When a concept-targeted query returns no matching findings, the API emits an “all clear” hint and clears unrelated session context to avoid confusing output.
Diversification
Section titled “Diversification”For broad semantic queries (intent semantic without a targeted concept), the API may diversify results by rule type (for example max 2 findings per rule). Targeted concept queries do not diversify.
File-scoped fallback
Section titled “File-scoped fallback”If the query explicitly references a file and uses words like “risks” or “issues”, the API may override semantic results and return findings for that file token from the latest session.
This is a UX safeguard: users usually mean “filter by this file”.
Graph enrichment
Section titled “Graph enrichment”When an impact/usage slice returns dependent files, the API may fetch findings for those dependent files and attach them with source metadata marking the origin as dependent-file enrichment.
Disambiguation
Section titled “Disambiguation”When the plan needs a concrete target and cannot resolve it unambiguously, the response includes disambiguation.
It provides:
- a reason (why the system could not resolve the target)

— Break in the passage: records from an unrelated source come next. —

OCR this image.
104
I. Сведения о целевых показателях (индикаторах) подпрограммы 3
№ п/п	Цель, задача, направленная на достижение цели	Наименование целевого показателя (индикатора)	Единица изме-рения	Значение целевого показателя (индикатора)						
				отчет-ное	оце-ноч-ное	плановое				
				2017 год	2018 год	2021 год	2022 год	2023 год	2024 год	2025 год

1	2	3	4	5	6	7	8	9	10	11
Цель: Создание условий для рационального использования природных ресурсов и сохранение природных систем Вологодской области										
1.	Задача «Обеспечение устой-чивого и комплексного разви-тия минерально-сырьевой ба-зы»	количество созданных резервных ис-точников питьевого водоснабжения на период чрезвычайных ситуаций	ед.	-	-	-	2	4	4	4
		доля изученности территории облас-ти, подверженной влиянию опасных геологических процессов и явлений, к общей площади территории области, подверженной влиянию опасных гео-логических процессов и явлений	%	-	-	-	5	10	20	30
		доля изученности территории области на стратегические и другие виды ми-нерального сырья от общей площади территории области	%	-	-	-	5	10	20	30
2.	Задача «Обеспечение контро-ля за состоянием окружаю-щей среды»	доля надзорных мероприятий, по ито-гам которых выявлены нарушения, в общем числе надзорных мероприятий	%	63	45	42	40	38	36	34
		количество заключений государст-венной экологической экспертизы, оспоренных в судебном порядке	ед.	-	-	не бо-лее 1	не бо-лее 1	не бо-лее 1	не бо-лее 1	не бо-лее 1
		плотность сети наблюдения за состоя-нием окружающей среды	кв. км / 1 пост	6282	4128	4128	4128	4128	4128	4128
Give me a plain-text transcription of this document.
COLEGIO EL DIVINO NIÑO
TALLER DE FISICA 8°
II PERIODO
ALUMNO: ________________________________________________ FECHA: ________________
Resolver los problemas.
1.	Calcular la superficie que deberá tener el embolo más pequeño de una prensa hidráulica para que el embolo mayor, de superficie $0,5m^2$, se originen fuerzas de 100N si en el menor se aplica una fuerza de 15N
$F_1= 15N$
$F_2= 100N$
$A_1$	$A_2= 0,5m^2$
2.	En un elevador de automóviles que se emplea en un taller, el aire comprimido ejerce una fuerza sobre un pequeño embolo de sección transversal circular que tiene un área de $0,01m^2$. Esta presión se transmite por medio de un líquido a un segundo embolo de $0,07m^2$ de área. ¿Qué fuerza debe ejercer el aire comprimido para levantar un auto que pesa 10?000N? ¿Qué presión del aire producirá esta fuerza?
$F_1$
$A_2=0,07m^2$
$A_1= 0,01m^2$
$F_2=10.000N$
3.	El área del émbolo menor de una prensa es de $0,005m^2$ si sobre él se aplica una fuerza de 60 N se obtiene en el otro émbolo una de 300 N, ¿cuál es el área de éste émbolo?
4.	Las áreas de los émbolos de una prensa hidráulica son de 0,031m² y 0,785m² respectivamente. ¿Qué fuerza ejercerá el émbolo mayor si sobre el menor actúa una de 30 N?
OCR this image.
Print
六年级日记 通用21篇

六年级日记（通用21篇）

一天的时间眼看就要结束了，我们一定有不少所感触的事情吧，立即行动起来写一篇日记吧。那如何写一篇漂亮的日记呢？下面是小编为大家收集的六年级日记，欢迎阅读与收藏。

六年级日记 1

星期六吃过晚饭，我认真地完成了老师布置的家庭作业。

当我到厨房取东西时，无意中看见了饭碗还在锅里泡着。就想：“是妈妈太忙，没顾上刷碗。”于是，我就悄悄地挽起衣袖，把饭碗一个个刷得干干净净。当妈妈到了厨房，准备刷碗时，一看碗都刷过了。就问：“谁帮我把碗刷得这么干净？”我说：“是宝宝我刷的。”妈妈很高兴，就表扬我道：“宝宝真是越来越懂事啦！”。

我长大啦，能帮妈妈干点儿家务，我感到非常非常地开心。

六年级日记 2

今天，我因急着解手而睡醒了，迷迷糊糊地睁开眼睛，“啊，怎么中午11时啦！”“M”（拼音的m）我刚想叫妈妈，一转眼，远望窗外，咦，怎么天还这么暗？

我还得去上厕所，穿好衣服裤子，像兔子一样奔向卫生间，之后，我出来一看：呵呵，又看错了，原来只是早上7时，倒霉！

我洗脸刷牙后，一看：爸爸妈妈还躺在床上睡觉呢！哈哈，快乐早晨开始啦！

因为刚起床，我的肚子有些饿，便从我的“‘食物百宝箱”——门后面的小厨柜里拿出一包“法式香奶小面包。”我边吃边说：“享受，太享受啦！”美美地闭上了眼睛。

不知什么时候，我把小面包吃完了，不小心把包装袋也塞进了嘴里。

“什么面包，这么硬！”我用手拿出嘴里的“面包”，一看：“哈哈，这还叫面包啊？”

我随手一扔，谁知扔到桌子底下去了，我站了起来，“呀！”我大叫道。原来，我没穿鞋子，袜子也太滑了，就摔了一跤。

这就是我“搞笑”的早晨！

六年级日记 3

- safe tokens to paste into a follow-up query
- candidate matches
This is the expected response shape for queries like “what breaks if I change auth” when there are multiple plausible auth targets.
Notes on fidelity
Section titled “Notes on fidelity”Some intents prefer graph_data from the CLI and only fall back to stored graph data.
This matters when:
- the stored graph is stale (review not re-run after a refactor)
- dynamic languages produce multiple plausible resolutions
- flow/SLO data exists locally but was not persisted
If an answer seems inconsistent with the current working tree, re-running unfault review usually resolves the mismatch.